Notebook design wins, relation to graphics? We have design win momentum, for example with the Lenovo announcement. Our strategy is around a consumer-driven usage model. More designs have discrete graphic attach capability, also more discrete graphics going out the door.
Enterprise refresh cycle this year? The big volume opportunity is consumer. SMB segment is bigger than enterprise segment, and we are targeting SMB, but should bleed over to enterprise because they represent good value.
More on deconsolidation charge? We will show a line, investment in GlobalFoundries. We won't release that or the gain/charge until we release Q1 results.
Graphics market share gains? A lot of our q/q growth was driven by notebooks, so clearly we gained share in that segment. We ship a lot of AMD cards when we introduce a new technology (DX 11); there was a lot of card revenue in the quarter. Anecdotal evidence is that GPU attach rates are going up, particularly on notebooks. Our professional graphics revenue is still small.
Response to NVIDIA rolling out Fermi? They have not launched anything yet. We have good OEM design wins; the OEMs see both company's road maps. Our entire lineup will be refreshed "in the second half of next year."

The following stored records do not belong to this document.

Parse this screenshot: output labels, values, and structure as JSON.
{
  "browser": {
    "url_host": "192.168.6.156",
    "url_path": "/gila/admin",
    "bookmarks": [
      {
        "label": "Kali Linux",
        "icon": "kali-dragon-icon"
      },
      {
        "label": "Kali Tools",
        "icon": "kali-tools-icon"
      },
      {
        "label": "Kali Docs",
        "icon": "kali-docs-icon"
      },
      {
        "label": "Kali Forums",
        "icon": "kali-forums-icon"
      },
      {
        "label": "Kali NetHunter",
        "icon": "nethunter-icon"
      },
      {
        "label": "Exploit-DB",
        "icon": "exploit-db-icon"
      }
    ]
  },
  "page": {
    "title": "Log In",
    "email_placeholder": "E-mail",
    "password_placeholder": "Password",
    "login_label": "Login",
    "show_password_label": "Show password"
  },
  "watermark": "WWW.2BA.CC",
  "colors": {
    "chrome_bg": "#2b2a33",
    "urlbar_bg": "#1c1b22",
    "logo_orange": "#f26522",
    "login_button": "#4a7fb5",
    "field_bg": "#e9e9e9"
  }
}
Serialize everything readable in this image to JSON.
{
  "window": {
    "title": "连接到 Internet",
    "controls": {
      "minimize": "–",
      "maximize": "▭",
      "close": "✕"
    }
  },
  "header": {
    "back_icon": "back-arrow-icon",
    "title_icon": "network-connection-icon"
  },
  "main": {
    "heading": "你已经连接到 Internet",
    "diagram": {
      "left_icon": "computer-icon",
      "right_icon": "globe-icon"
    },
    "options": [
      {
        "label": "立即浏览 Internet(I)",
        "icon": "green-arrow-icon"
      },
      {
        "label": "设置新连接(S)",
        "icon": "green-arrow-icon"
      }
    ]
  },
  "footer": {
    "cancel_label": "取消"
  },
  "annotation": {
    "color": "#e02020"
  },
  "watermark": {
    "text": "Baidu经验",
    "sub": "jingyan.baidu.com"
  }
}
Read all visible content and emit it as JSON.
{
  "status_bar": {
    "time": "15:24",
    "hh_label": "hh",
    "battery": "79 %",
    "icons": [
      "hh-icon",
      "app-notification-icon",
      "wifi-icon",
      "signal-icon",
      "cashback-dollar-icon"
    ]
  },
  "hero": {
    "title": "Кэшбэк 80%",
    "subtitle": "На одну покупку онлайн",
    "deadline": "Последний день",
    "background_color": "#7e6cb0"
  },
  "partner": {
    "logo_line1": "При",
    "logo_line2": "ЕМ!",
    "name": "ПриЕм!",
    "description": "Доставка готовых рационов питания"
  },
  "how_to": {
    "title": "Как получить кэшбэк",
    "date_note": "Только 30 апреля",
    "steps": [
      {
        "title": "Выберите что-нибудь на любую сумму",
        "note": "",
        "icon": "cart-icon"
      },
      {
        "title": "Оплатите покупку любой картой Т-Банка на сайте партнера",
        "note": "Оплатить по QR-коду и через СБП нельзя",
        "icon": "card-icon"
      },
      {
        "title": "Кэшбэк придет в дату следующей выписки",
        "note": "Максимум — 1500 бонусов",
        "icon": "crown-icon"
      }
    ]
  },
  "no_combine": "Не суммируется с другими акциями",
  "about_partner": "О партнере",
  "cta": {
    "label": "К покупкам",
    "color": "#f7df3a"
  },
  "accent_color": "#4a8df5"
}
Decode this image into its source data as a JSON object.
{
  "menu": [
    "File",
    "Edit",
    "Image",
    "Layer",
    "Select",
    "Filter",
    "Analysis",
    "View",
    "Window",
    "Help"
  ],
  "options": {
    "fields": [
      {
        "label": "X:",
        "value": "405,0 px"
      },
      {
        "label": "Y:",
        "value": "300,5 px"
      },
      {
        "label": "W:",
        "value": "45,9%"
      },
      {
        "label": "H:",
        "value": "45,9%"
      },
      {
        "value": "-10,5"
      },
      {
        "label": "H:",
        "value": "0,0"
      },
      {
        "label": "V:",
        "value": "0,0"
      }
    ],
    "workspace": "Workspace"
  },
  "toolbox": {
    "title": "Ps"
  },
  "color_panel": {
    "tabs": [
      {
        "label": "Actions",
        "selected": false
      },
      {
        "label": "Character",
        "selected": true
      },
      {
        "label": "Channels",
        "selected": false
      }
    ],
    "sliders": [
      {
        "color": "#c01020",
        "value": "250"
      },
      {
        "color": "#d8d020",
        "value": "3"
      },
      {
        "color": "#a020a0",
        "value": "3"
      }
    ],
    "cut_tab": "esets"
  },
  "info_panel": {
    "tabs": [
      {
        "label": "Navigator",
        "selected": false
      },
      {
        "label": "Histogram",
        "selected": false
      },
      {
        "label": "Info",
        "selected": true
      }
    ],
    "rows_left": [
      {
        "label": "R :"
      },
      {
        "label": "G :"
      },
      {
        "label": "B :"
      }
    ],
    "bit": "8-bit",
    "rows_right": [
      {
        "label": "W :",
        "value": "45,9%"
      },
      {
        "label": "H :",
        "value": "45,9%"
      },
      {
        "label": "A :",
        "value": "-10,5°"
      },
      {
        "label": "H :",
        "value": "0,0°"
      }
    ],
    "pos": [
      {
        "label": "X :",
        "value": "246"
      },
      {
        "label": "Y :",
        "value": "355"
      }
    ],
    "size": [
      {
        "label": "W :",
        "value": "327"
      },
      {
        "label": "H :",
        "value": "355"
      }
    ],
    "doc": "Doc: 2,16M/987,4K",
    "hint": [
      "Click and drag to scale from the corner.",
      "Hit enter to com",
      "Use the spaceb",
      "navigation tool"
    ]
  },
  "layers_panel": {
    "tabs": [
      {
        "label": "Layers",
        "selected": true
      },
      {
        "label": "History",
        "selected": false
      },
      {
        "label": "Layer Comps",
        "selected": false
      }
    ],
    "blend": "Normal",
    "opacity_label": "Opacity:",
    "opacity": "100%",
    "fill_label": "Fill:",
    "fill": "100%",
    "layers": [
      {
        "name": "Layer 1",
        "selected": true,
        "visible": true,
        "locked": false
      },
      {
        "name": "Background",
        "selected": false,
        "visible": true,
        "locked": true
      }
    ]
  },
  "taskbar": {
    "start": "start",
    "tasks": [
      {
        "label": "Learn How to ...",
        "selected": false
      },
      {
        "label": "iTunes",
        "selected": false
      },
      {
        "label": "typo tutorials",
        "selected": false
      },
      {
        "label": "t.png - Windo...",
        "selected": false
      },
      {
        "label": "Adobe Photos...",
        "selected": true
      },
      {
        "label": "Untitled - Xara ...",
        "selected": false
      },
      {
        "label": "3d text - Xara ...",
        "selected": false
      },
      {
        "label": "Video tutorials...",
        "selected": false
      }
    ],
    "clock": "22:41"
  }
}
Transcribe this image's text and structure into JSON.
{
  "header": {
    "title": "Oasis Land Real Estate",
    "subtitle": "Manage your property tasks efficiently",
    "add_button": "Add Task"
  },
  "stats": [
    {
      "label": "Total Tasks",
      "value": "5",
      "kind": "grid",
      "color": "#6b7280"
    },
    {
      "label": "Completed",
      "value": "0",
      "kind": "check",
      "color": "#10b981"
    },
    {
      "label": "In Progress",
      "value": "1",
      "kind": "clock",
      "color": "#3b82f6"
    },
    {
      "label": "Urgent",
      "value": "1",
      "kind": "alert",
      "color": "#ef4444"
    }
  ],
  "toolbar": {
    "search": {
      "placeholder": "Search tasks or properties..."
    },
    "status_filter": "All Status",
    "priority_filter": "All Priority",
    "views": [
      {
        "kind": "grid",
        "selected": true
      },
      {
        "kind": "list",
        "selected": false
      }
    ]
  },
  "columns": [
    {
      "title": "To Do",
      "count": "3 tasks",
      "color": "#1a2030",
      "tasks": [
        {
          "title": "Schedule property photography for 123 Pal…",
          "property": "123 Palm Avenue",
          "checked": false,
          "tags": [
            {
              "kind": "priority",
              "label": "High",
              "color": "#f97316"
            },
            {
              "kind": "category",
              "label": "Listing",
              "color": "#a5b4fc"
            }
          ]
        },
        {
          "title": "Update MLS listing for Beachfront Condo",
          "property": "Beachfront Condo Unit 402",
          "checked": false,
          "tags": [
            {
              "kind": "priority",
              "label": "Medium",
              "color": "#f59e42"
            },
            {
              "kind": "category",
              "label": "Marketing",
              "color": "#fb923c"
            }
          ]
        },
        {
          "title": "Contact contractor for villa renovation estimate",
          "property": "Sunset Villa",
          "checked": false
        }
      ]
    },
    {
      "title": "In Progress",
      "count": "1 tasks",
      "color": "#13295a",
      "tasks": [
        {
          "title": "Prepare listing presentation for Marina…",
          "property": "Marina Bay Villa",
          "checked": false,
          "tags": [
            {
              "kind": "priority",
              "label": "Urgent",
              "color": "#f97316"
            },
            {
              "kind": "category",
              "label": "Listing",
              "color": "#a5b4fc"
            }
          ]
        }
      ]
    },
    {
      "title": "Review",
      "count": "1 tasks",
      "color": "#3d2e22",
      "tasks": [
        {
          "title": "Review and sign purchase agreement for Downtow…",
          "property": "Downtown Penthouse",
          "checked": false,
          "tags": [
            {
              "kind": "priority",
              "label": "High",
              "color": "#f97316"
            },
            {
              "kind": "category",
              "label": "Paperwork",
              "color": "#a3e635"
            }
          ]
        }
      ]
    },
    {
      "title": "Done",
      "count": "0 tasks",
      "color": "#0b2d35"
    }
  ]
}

Server units did grow somewhat faster than other segments, but did not make a major contribution to improved margins. Fabless, 45 nm transition, and ASP improvements were more important.
We feel good about Opteron recapturing share in the 2 socket space with the launch of Magny-Cours, and that is 75% of the opportunity.
PC inventories look to be in good shape. We think 2010 will be a year of unit growth.
Interest expense for 2010? Will come down. We saw little benefit in Q4 numbers from changes.
Server market recovery in 2010? We were surprised at how robust demand was in Q4. We saw particular strength in HPC and cloud buildout. Predicting the enterprise refresh cycle is more difficult. Geographically, we saw signs of strength everywhere.
Were you constrained in graphics in the quarter? We were heavily constrained in the quarter. We could have done a lot more business if we had not been constrained. We are still constrained today despite some progress.
Q1 margin will be hurt by lower seasonality; possibly helped by lower production costs.
Inventory guidance? We have been building for graphics launch, but expect flat Q4 to Q1.
There was substantial 55 nm, DX 10 GPU revenue in Q4.
Seasonality means down 5% to 10% to Q1 from Q4.
Historic ASP trend is down. We hope for flat ASPs in 2010 as we take share in higher ends of markets.